ValueError Reason #30570

ananegru · 2024-04-30T13:11:00Z

System Info

transformers version: 4.41.0.dev0
Platform: Linux-4.18.0-372.57.1.el8_6.x86_64-x86_64-with-glibc2.28
Python version: 3.9.18
Huggingface_hub version: 0.22.2
Safetensors version: 0.4.3
Accelerate version: 0.29.3
Accelerate config: not found
PyTorch version (GPU?): 2.2.2+cu121 (False)
Tensorflow version (GPU?): not installed (NA)
Flax version (CPU?/GPU?/TPU?): not installed (NA)
Jax version: not installed
JaxLib version: not installed
Using GPU in script?: yes
Using distributed or parallel set-up in script?: no

Who can help?

No response

Information

The official example scripts
My own modified scripts

Tasks

An officially supported task in the examples folder (such as GLUE/SQuAD, ...)
My own task or dataset (give details below)

Reproduction

I'm using the script, run_qa.py from the HF transformers trainer from the following repository to fine-tune the large language model Falcon on the SQuAD dataset:

https://github.com/huggingface/transformers/tree/main/examples/pytorch/question-answering

The following parameters are being applied, also coming from the same repository I linked above:

python run_qa.py
--model_name_or_path tiiuae/falcon-7b
--dataset_name squad
--do_train
--do_eval
--per_device_train_batch_size 12
--learning_rate 3e-5
--num_train_epochs 2
--max_seq_length 384
--doc_stride 128
--output_dir /home/anegru/Test_Folder/Unqover/unqover/fine_tuning_output

And I'm running into the following value error that I would like some help with solving:

Traceback (most recent call last):
File "/gpfs/home3/anegru/Test_Folder/Unqover/unqover/fine_tuning/fine_tune.py", line 725, in
main()
File "/gpfs/home3/anegru/Test_Folder/Unqover/unqover/fine_tuning/fine_tune.py", line 491, in main
train_dataset = train_dataset.map(
File "/home/anegru/anaconda3/envs/py39/lib/python3.9/site-packages/datasets/arrow_dataset.py", line 602, in wrapper
out: Union["Dataset", "DatasetDict"] = func(self, *args, **kwargs)
File "/home/anegru/anaconda3/envs/py39/lib/python3.9/site-packages/datasets/arrow_dataset.py", line 567, in wrapper
out: Union["Dataset", "DatasetDict"] = func(self, *args, **kwargs)
File "/home/anegru/anaconda3/envs/py39/lib/python3.9/site-packages/datasets/arrow_dataset.py", line 3156, in map
for rank, done, content in Dataset._map_single(**dataset_kwargs):
File "/home/anegru/anaconda3/envs/py39/lib/python3.9/site-packages/datasets/arrow_dataset.py", line 3547, in _map_single
batch = apply_function_on_filtered_inputs(
File "/home/anegru/anaconda3/envs/py39/lib/python3.9/site-packages/datasets/arrow_dataset.py", line 3416, in apply_function_on_filtered_inputs
processed_inputs = function(*fn_args, *additional_args, **fn_kwargs)
File "/gpfs/home3/anegru/Test_Folder/Unqover/unqover/fine_tuning/fine_tune.py", line 438, in prepare_train_features
cls_index = input_ids.index(tokenizer.cls_token_id)
ValueError: None is not in list

Expected behavior

Save the trained Falcon model on the SQuAD dataset to a folder

The text was updated successfully, but these errors were encountered:

amyeroberts · 2024-04-30T15:53:11Z

Hi @ananegru, thanks for opening this issue!

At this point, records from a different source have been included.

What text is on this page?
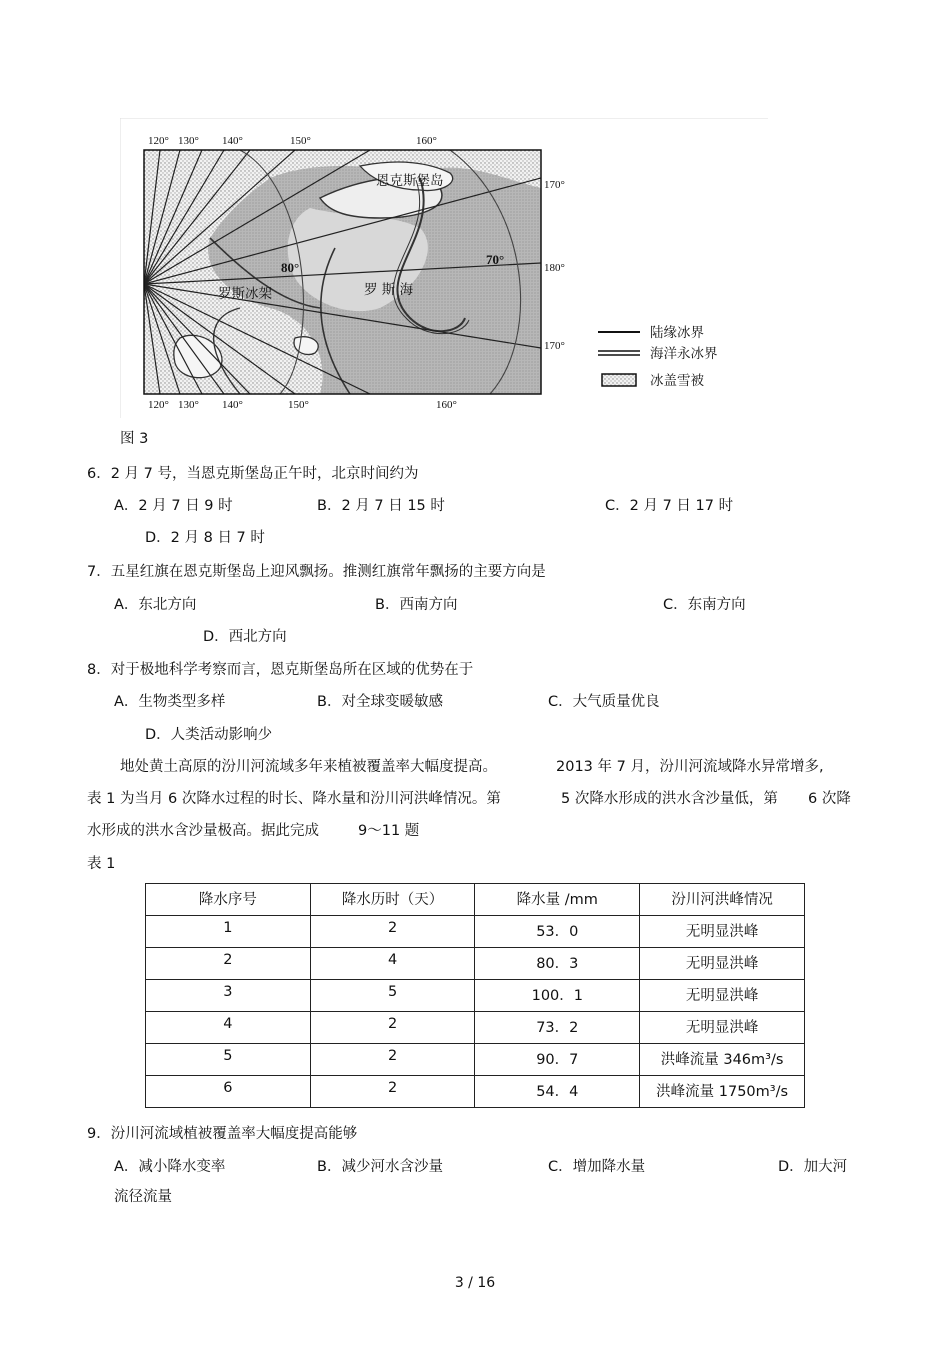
120° 130° 140°	150°	160°
120° 130° 140°	150°	160°
170°
180°
170°
80°
70°
恩克斯堡岛
罗斯冰架	罗 斯 海
陆缘冰界
海洋永冰界
冰盖雪被
图 3
6．2 月 7 号，当恩克斯堡岛正午时，北京时间约为
A．2 月 7 日 9 时	B．2 月 7 日 15 时	C．2 月 7 日 17 时
D．2 月 8 日 7 时
7．五星红旗在恩克斯堡岛上迎风飘扬。推测红旗常年飘扬的主要方向是
A．东北方向	B．西南方向	C．东南方向
D．西北方向
8．对于极地科学考察而言，恩克斯堡岛所在区域的优势在于
A．生物类型多样	B．对全球变暖敏感	C．大气质量优良
D．人类活动影响少
地处黄土高原的汾川河流域多年来植被覆盖率大幅度提高。	2013 年 7 月，汾川河流域降水异常增多,
表 1 为当月 6 次降水过程的时长、降水量和汾川河洪峰情况。第	5 次降水形成的洪水含沙量低，第 6 次降
水形成的洪水含沙量极高。据此完成	9～11 题
表 1
降水序号	降水历时（天）	降水量 /mm	汾川河洪峰情况
1	2	53．0	无明显洪峰
2	4	80．3	无明显洪峰
3	5	100．1	无明显洪峰
4	2	73．2	无明显洪峰
5	2	90．7	洪峰流量 346m³/s
6	2	54．4	洪峰流量 1750m³/s
9．汾川河流域植被覆盖率大幅度提高能够
A．减小降水变率	B．减少河水含沙量	C．增加降水量	D．加大河
流径流量
3 / 16
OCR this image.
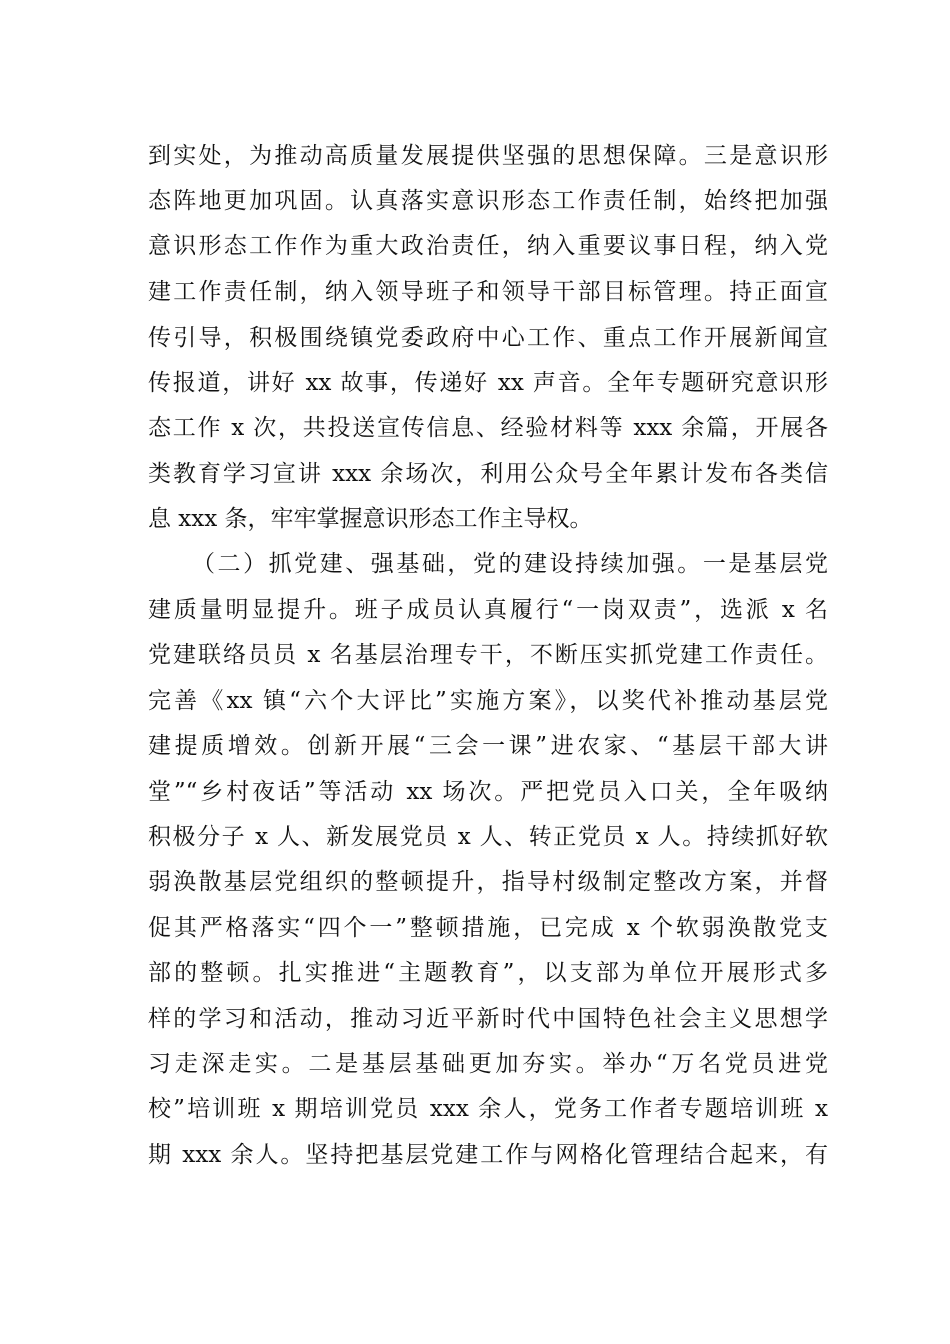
到实处，为推动高质量发展提供坚强的思想保障。三是意识形
态阵地更加巩固。认真落实意识形态工作责任制，始终把加强
意识形态工作作为重大政治责任，纳入重要议事日程，纳入党
建工作责任制，纳入领导班子和领导干部目标管理。持正面宣
传引导，积极围绕镇党委政府中心工作、重点工作开展新闻宣
传报道，讲好 xx 故事，传递好 xx 声音。全年专题研究意识形
态工作 x 次，共投送宣传信息、经验材料等 xxx 余篇，开展各
类教育学习宣讲 xxx 余场次，利用公众号全年累计发布各类信
息 xxx 条，牢牢掌握意识形态工作主导权。
（二）抓党建、强基础，党的建设持续加强。一是基层党
建质量明显提升。班子成员认真履行“一岗双责”，选派 x 名
党建联络员员 x 名基层治理专干，不断压实抓党建工作责任。
完善《xx 镇“六个大评比”实施方案》，以奖代补推动基层党
建提质增效。创新开展“三会一课”进农家、“基层干部大讲
堂”“乡村夜话”等活动 xx 场次。严把党员入口关，全年吸纳
积极分子 x 人、新发展党员 x 人、转正党员 x 人。持续抓好软
弱涣散基层党组织的整顿提升，指导村级制定整改方案，并督
促其严格落实“四个一”整顿措施，已完成 x 个软弱涣散党支
部的整顿。扎实推进“主题教育”，以支部为单位开展形式多
样的学习和活动，推动习近平新时代中国特色社会主义思想学
习走深走实。二是基层基础更加夯实。举办“万名党员进党
校”培训班 x 期培训党员 xxx 余人，党务工作者专题培训班 x
期 xxx 余人。坚持把基层党建工作与网格化管理结合起来，有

The reason this error is being raised is because the tiiuae/falcon-7b tokenizer doesn't have a cls_token set. This is used in the example to indicate when an q/a isn't answerable e.g. if there isn't an answer or the answer happens outside of the span.

In order to get this example to work for this model, I'd suggest setting the tokenizer's cls token to an equivalent token that can represent this, or adapting the script to filter out these problem examples.

cc @Rocketknight1

Rocketknight1 · 2024-04-30T17:05:27Z

Yes, this script is rather outdated - with modern models, it is more common to do QA by just providing the text and asking an instruct model directly!

We can probably work around this by just setting the value to 0 (and emitting an 'empty' answer at the start of the sequence) when no CLS token is present, since the CLS token location is only used to create 'dummy' spans for impossible answers. I'll make a PR now!

Rocketknight1 · 2024-04-30T17:16:02Z

@ananegru a PR is ready. Can you try it out and let us know if it works for you? You can install the PR branch with this command:

pip install --upgrade git+https://github.com/huggingface/transformers.git@fix_qa_example

Let us know if you can train Falcon after running it!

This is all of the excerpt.